89. A nasal spray, to control appetite comprising the compounds identified by the method of claim 87 in a suitable carrier.

90. A method of trapping odors which comprises contacting a membrane which contains multiples of the desired odorant receptor, with a sample such that the desired odorant ligand is absorbed by the binding of the odorant ligand to the odorant receptor.

91. An odor trap employing the method of claim 90.

92. A method of controlling pest populations which comprises identifying odorant ligands by the method of claim 70 which are alarm odorant ligands and spraying the desired area with the identified odorant ligands.

93. A method of controlling a pest population which comprises identifying odorant ligands by the method of claim 70 which interfere with the interaction between the odorant ligands and the odorant receptors which are associated with fertility.

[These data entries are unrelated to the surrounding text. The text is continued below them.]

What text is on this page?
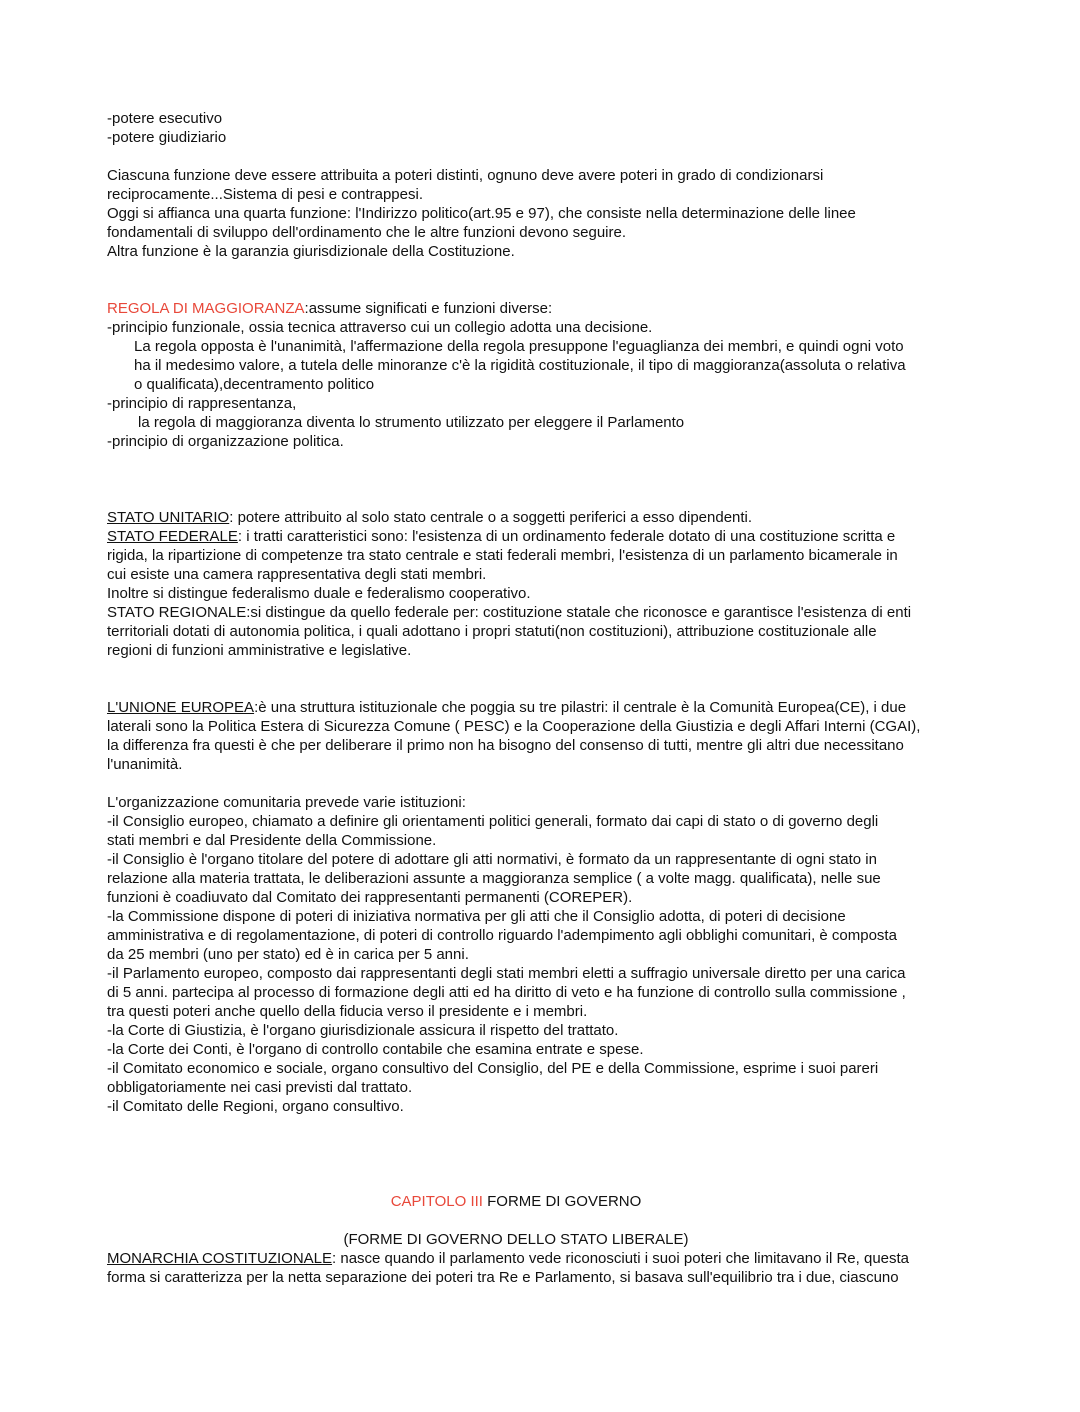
-potere esecutivo
-potere giudiziario
Ciascuna funzione deve essere attribuita a poteri distinti, ognuno deve avere poteri in grado di condizionarsi
reciprocamente...Sistema di pesi e contrappesi.
Oggi si affianca una quarta funzione: l'Indirizzo politico(art.95 e 97), che consiste nella determinazione delle linee
fondamentali di sviluppo dell'ordinamento che le altre funzioni devono seguire.
Altra funzione è la garanzia giurisdizionale della Costituzione.
REGOLA DI MAGGIORANZA:assume significati e funzioni diverse:
-principio funzionale, ossia tecnica attraverso cui un collegio adotta una decisione.
La regola opposta è l'unanimità, l'affermazione della regola presuppone l'eguaglianza dei membri, e quindi ogni voto
ha il medesimo valore, a tutela delle minoranze c'è la rigidità costituzionale, il tipo di maggioranza(assoluta o relativa
o qualificata),decentramento politico
-principio di rappresentanza,
la regola di maggioranza diventa lo strumento utilizzato per eleggere il Parlamento
-principio di organizzazione politica.
STATO UNITARIO: potere attribuito al solo stato centrale o a soggetti periferici a esso dipendenti.
STATO FEDERALE: i tratti caratteristici sono: l'esistenza di un ordinamento federale dotato di una costituzione scritta e
rigida, la ripartizione di competenze tra stato centrale e stati federali membri, l'esistenza di un parlamento bicamerale in
cui esiste una camera rappresentativa degli stati membri.
Inoltre si distingue federalismo duale e federalismo cooperativo.
STATO REGIONALE:si distingue da quello federale per: costituzione statale che riconosce e garantisce l'esistenza di enti
territoriali dotati di autonomia politica, i quali adottano i propri statuti(non costituzioni), attribuzione costituzionale alle
regioni di funzioni amministrative e legislative.
L'UNIONE EUROPEA:è una struttura istituzionale che poggia su tre pilastri: il centrale è la Comunità Europea(CE), i due
laterali sono la Politica Estera di Sicurezza Comune ( PESC) e la Cooperazione della Giustizia e degli Affari Interni (CGAI),
la differenza fra questi è che per deliberare il primo non ha bisogno del consenso di tutti, mentre gli altri due necessitano
l'unanimità.
L'organizzazione comunitaria prevede varie istituzioni:
-il Consiglio europeo, chiamato a definire gli orientamenti politici generali, formato dai capi di stato o di governo degli
stati membri e dal Presidente della Commissione.
-il Consiglio è l'organo titolare del potere di adottare gli atti normativi, è formato da un rappresentante di ogni stato in
relazione alla materia trattata, le deliberazioni assunte a maggioranza semplice ( a volte magg. qualificata), nelle sue
funzioni è coadiuvato dal Comitato dei rappresentanti permanenti (COREPER).
-la Commissione dispone di poteri di iniziativa normativa per gli atti che il Consiglio adotta, di poteri di decisione
amministrativa e di regolamentazione, di poteri di controllo riguardo l'adempimento agli obblighi comunitari, è composta
da 25 membri (uno per stato) ed è in carica per 5 anni.
-il Parlamento europeo, composto dai rappresentanti degli stati membri eletti a suffragio universale diretto per una carica
di 5 anni. partecipa al processo di formazione degli atti ed ha diritto di veto e ha funzione di controllo sulla commissione ,
tra questi poteri anche quello della fiducia verso il presidente e i membri.
-la Corte di Giustizia, è l'organo giurisdizionale assicura il rispetto del trattato.
-la Corte dei Conti, è l'organo di controllo contabile che esamina entrate e spese.
-il Comitato economico e sociale, organo consultivo del Consiglio, del PE e della Commissione, esprime i suoi pareri
obbligatoriamente nei casi previsti dal trattato.
-il Comitato delle Regioni, organo consultivo.
CAPITOLO III FORME DI GOVERNO
(FORME DI GOVERNO DELLO STATO LIBERALE)
MONARCHIA COSTITUZIONALE: nasce quando il parlamento vede riconosciuti i suoi poteri che limitavano il Re, questa
forma si caratterizza per la netta separazione dei poteri tra Re e Parlamento, si basava sull'equilibrio tra i due, ciascuno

94. A method of claim 92 or 93 wherein the pest population is a population of insects.

95. A method of claim 92 or 93 wherein the pest population is a population of rodents.

96. A method of claim 95 wherein the population of rodents is a population of mice or rats.

97. A method of promoting fertility which comprises employing the method of claim 70 to identify odorant ligands which interact with the odorant receptors associated with fertility and administering the identified odorant ligands to a subject.

98. A method of inhibiting fertility which comprises employing the method of claim 70 to identifying odorant ligands which inhibit the interaction between the odorant ligands and the odorant receptors associated with fertility and administering the identified odorant ligands to a subject.